National Aboriginal Day will be marked with feasts, festivals, concerts, cultural gatherings and ceremonies across Canada. The National Chief encourages everyone to participate in events and for non-Indigenous Canadians to use this as an opportunity to learn more about First Nations peoples and issues.
“We have a shared history and a shared responsibility to our shared future,” said National Chief Bellegarde. “Our original relationship is based on peaceful coexistence and mutual respect – to jointly benefit from sharing the land and resource wealth of this great country. Those values should guide the way forward. On behalf of the Assembly of First Nations and the National Executive, I want to wish everyone a festive and celebratory National Aboriginal Day.”
National Aboriginal Day is a time for all Canadians to celebrate the beauty of Aboriginal cultures and their many contributions. The Canadian Race Relations Foundation (CRRF)’s recent survey on Views of Aboriginal Peoples in Canada, conducted by Leger Marketing, indicates that almost half of all Canadians are concerned about relations between Aboriginal and non-Aboriginal peoples. The survey also showed that those reporting greater contact with Aboriginal peoples are more likely to have more positive views of Aboriginal peoples.
“This is a particularly poignant time with the Truth and Reconciliation Commission of Canada’s closing events in Ottawa, May 31-June 3, 2015. The CRRF recognizes the significant contribution of the Commission’s work to our collective future based on respect and inclusion,” said CRRF Executive Director, Anita Bromberg from Ottawa earlier this month.
Show your support by attending a National Aboriginal Day in your area.
Aboriginal Canadians are the main organizers when it comes to developing and hosting NAD events, but government support and mainstream society’s willingness to get aboard the celebration train to honour and remember the deeds and achievements of Canada’s Aboriginal peoples, has done much to enhance the popularity of the holiday.

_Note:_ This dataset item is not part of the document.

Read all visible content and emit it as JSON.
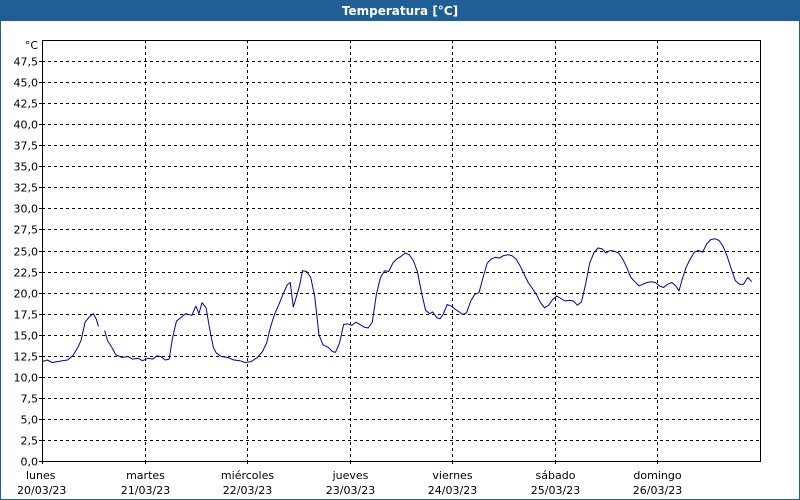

Last year more than a million and a half Canadians attended or participated in over 1200 National Aboriginal Day events that were held across the country. Figures indicate that the numbers of people attending the events has been rising steadily over the years. And that’s good news for festivity organizers who utilize the special day not just to introduce and teach the general public about Native lifestyle and culture, but also to celebrate such things as community and individual achievement, economic development initiatives, academic achievement at the end of another school year, historical site restorations, new creations, saluting community Elders, remembering war veterans, and more.